Not wanting to confront Teresa, Thomas runs into the graveyard to find seclusion. When he settles in there, he hears Teresa’s voice. She says that forgetting him was the worst part of the memory loss. At first he thinks he is hearing her voice in is head again, but then he turns and sees her. Standing near stone wall, Teresa is dressed in jeans and a t-shirt.
Thomas has just gone through some major shifts in perception. The Maze, no longer representing chaos, is actually a code and the Cliff, no longer a symbol for death, may be their only hope for an exit. Now, in another perceptual shift, Thomas mistakes hearing Teresa in real life for hearing her in his thoughts.
Teresa asks if he remembers her and he says that although he can’t explain it, she seems familiar. She responds that she remembers remembering, but the memories, although all there, are blurred. Thomas says that he likes when she calls him “Tom,” that it reminds him of home. He then asks how she has been communicating with him through their thoughts. She telepathically says that she doesn’t know but it feels right and normal. She also shows him her arm on which she had scrawled a note, which reads, “WICKED is good.” She says she was able to write this down before her memories totally faded, but that she can no longer remember what it means.

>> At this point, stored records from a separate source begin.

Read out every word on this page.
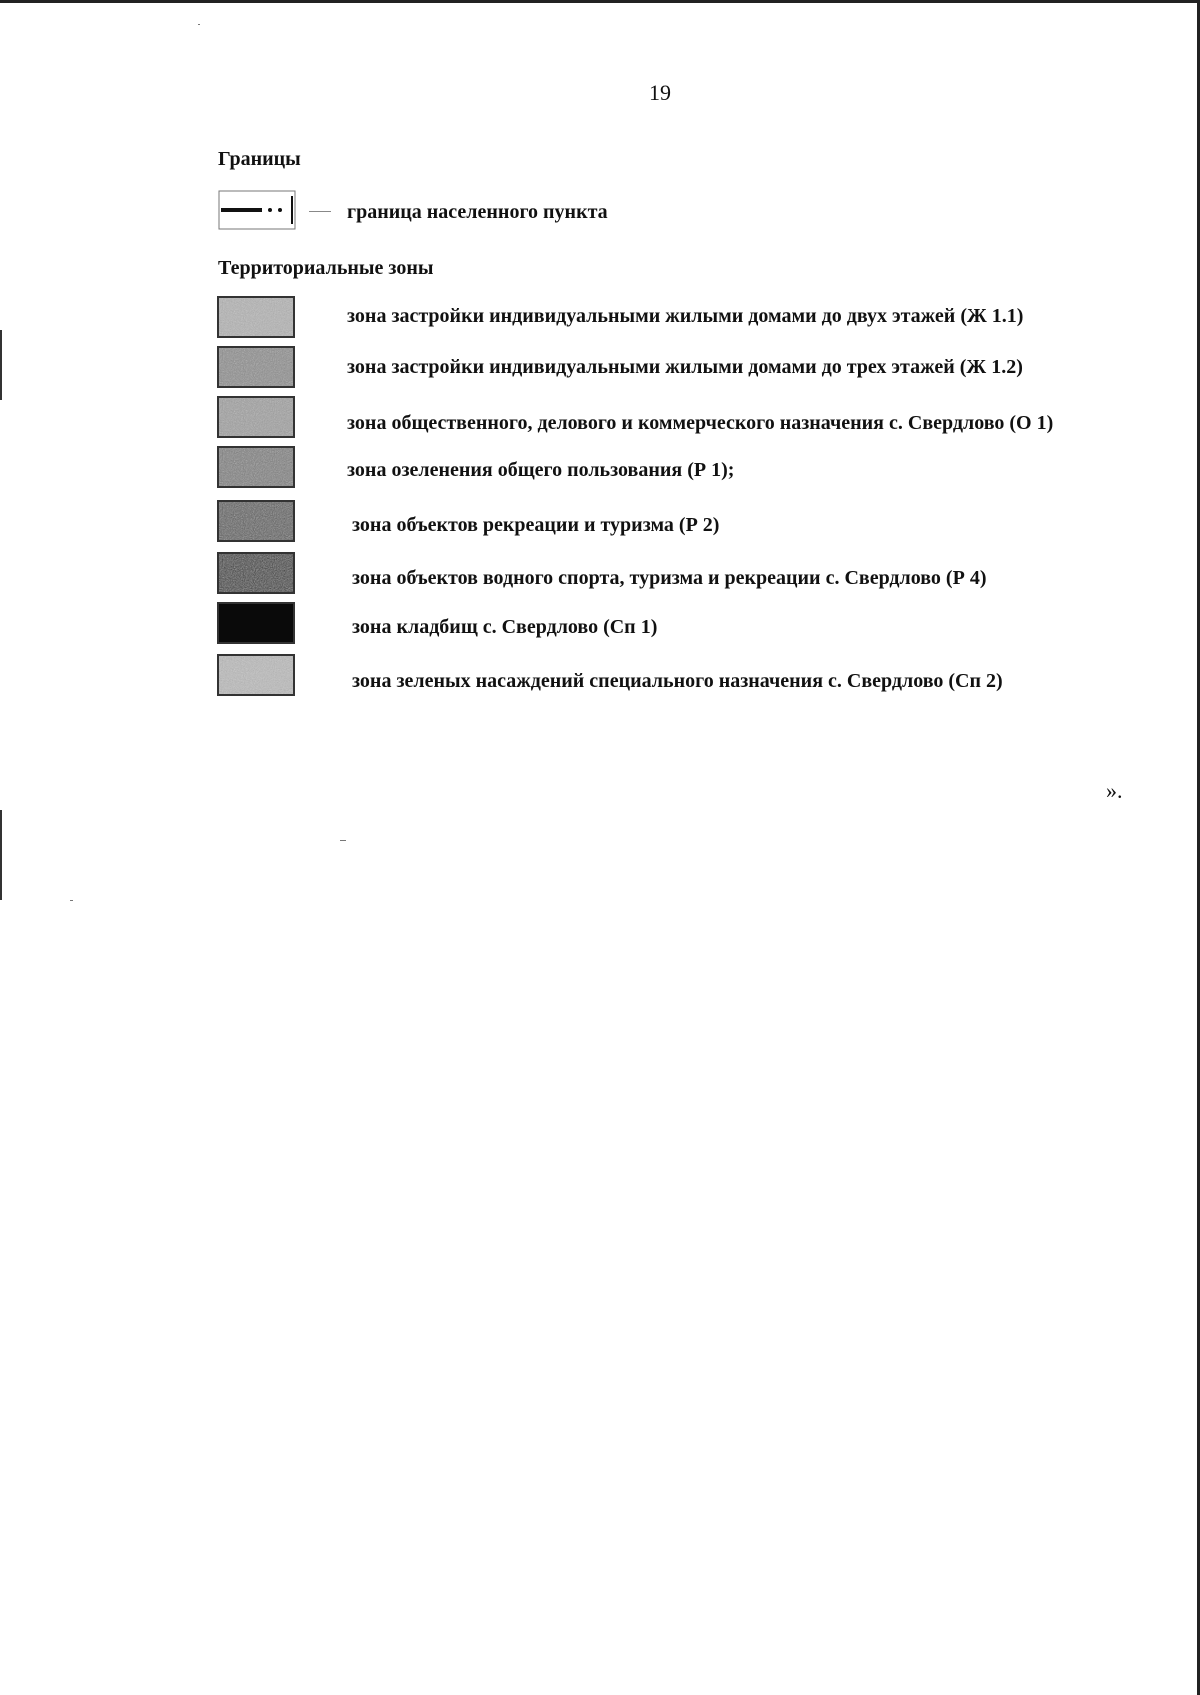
19
Границы
граница населенного пункта
Территориальные зоны
зона застройки индивидуальными жилыми домами до двух этажей (Ж 1.1)
зона застройки индивидуальными жилыми домами до трех этажей (Ж 1.2)
зона общественного, делового и коммерческого назначения с. Свердлово (О 1)
зона озеленения общего пользования (Р 1);
зона объектов рекреации и туризма (Р 2)
зона объектов водного спорта, туризма и рекреации с. Свердлово (Р 4)
зона кладбищ с. Свердлово (Сп 1)
зона зеленых насаждений специального назначения с. Свердлово (Сп 2)
».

Thomas still feels a connection to Teresa despite his memory loss, showing that personal relationships leave an imprint on our identities that never truly disappears. And, in another example of shifting meaning, Teresa tells him that “WICKED is good.” The phrase is an oxymoron, since “wickedness” is by definition bad. But as we keep seeing, in the Glade (and in life) our perceptions can shift at any moment: what seems like chaos is order and what seems like wickedness is good.
Newt, Alby, and a Med-Jack named Jeff come into the graveyard. Newt asks how Teresa got to the graveyard and she responds that Jeff must not have mentioned how she kicked him in the groin and escaped through the window. When Newt mocks Jeff for being beaten up by a girl, Teresa threatens Newt that if he keeps talking that way, he’ll be next.
Teresa’s action subvert the boys’ sexist beliefs about women: she overpowers Jeff in a fight and sticks up for herself when Newt mocks him for losing to girl. Teresa quickly proves herself to be an equal match to the boys.
Alby demands to know from Thomas why Teresa came to him. Thomas says that they must have known each other before arriving in the Glade, but that they can’t remember anything else. Alby gets angry at Teresa, asking what she did to cause the changes in the Glade. She says that she triggered the end but doesn’t know why or what that means. Yelling at her and Thomas for being so casual, Alby tells them that it’s past sunset and the Doors never shut.
In another instance of sexism, Alby directs his question about Teresa to Thomas as if she wasn’t even there. Sexism is so prevalent in their society that Alby completely ignores Teresa, showing that he lacks respect for her.